Restoring shame requires being judgmental. That makes people uncomfortable. But in "The Spirit of Community," sociologist Amitai Etzioni, who even supports dunce caps for schoolyard miscreants ("More humane than jail"), writes that it is better to "err on the side of self-righteousness" than be "immobilized by a fear of being considered prudish." Indeed, breaking through to a clearer sense of shame may require nothing short of intolerance, a word that has received a bad rap in recent years. Shame means being intolerant of certain types of behavior that are either illegal or simply destructive to the social contract, on Wall Street or Bourbon Street. While Americans have been plenty intolerant of behavior like smoking in public, wearing fur or passing out condoms, the bigger subjects where the social consequences are higher -- sex and the family -- are still sometimes seen as off-limits to outside judgment.
In other words, restoring a sense of shame is only partly about today's miscreants. It's more about tomorrow's -- the ones who might grow up in a world where the moral boundaries are clearer. And it's ultimately about the law-abiding as much as the lawbreakers -- the moral compass of a nation. Shaming and punishing those who misbehave makes those who don't feel better -- "expressive justice." There's a catharsis. If the public believes that those who transgress will be called to account, its cynicism may ease a bit.

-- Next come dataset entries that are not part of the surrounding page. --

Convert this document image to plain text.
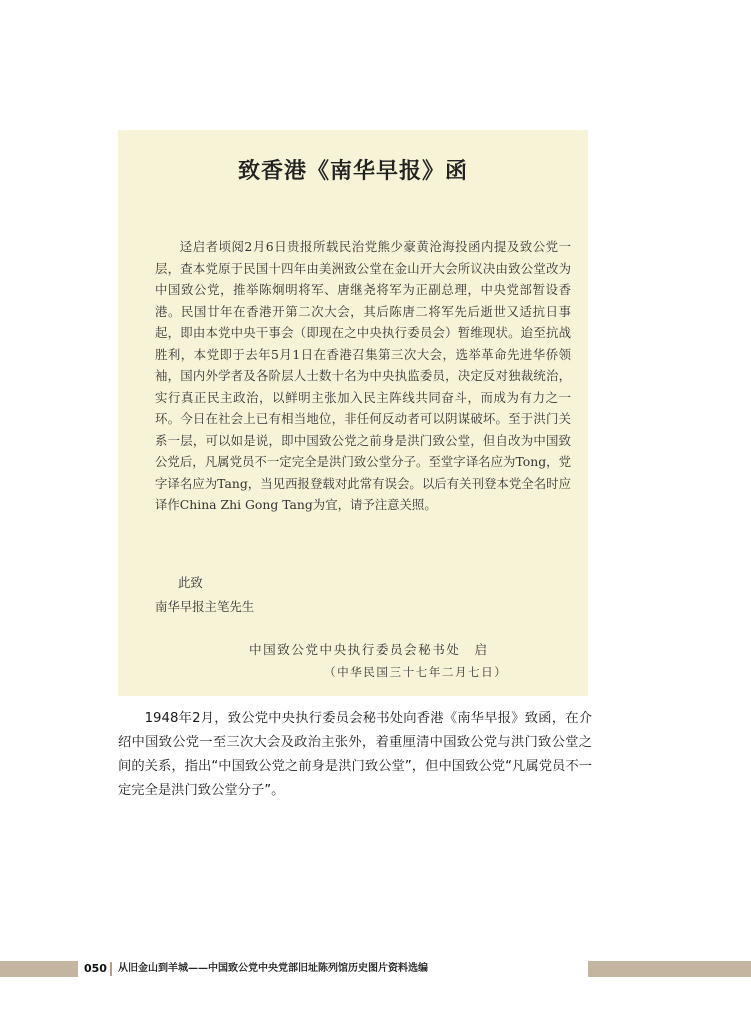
致香港《南华早报》函

迳启者顷阅2月6日贵报所载民治党熊少豪黄沧海投函内提及致公党一层，查本党原于民国十四年由美洲致公堂在金山开大会所议决由致公堂改为中国致公党，推举陈炯明将军、唐继尧将军为正副总理，中央党部暂设香港。民国廿年在香港开第二次大会，其后陈唐二将军先后逝世又适抗日事起，即由本党中央干事会（即现在之中央执行委员会）暂维现状。迨至抗战胜利，本党即于去年5月1日在香港召集第三次大会，选举革命先进华侨领袖，国内外学者及各阶层人士数十名为中央执监委员，决定反对独裁统治，实行真正民主政治，以鲜明主张加入民主阵线共同奋斗，而成为有力之一环。今日在社会上已有相当地位，非任何反动者可以阴谋破坏。至于洪门关系一层，可以如是说，即中国致公党之前身是洪门致公堂，但自改为中国致公党后，凡属党员不一定完全是洪门致公堂分子。至堂字译名应为Tong，党字译名应为Tang，当见西报登载对此常有误会。以后有关刊登本党全名时应译作China Zhi Gong Tang为宜，请予注意关照。

此致
南华早报主笔先生
中国致公党中央执行委员会秘书处　启
（中华民国三十七年二月七日）

1948年2月，致公党中央执行委员会秘书处向香港《南华早报》致函，在介绍中国致公党一至三次大会及政治主张外，着重厘清中国致公党与洪门致公堂之间的关系，指出“中国致公党之前身是洪门致公堂”，但中国致公党“凡属党员不一定完全是洪门致公堂分子”。

050 从旧金山到羊城——中国致公党中央党部旧址陈列馆历史图片资料选编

That could make a little more finger-pointing worthwhile.
62% think most people would feel shame if it were known they'd had an extramarital affair.
73% think most people would feel shame if it were known they'd hit a child in anger.
69% think most people would feel shame if it were known theyd'd been convicted of drunk driving.
23% think bringing more public shame on criminals is an effictive addition to fine and jail sentences
64% think brining more public shame on criminals is not effective because most criminals have no sense of shame.
50% think men convicted of soliciting prostitutes should have their names and pictures in the paper so everyone would know
45% think this is not a good idea
47% think our society has become more tolerant of those who don't follow the rules of acceptable behavior
28% think we have become less tolerant
21% don't see much change either way.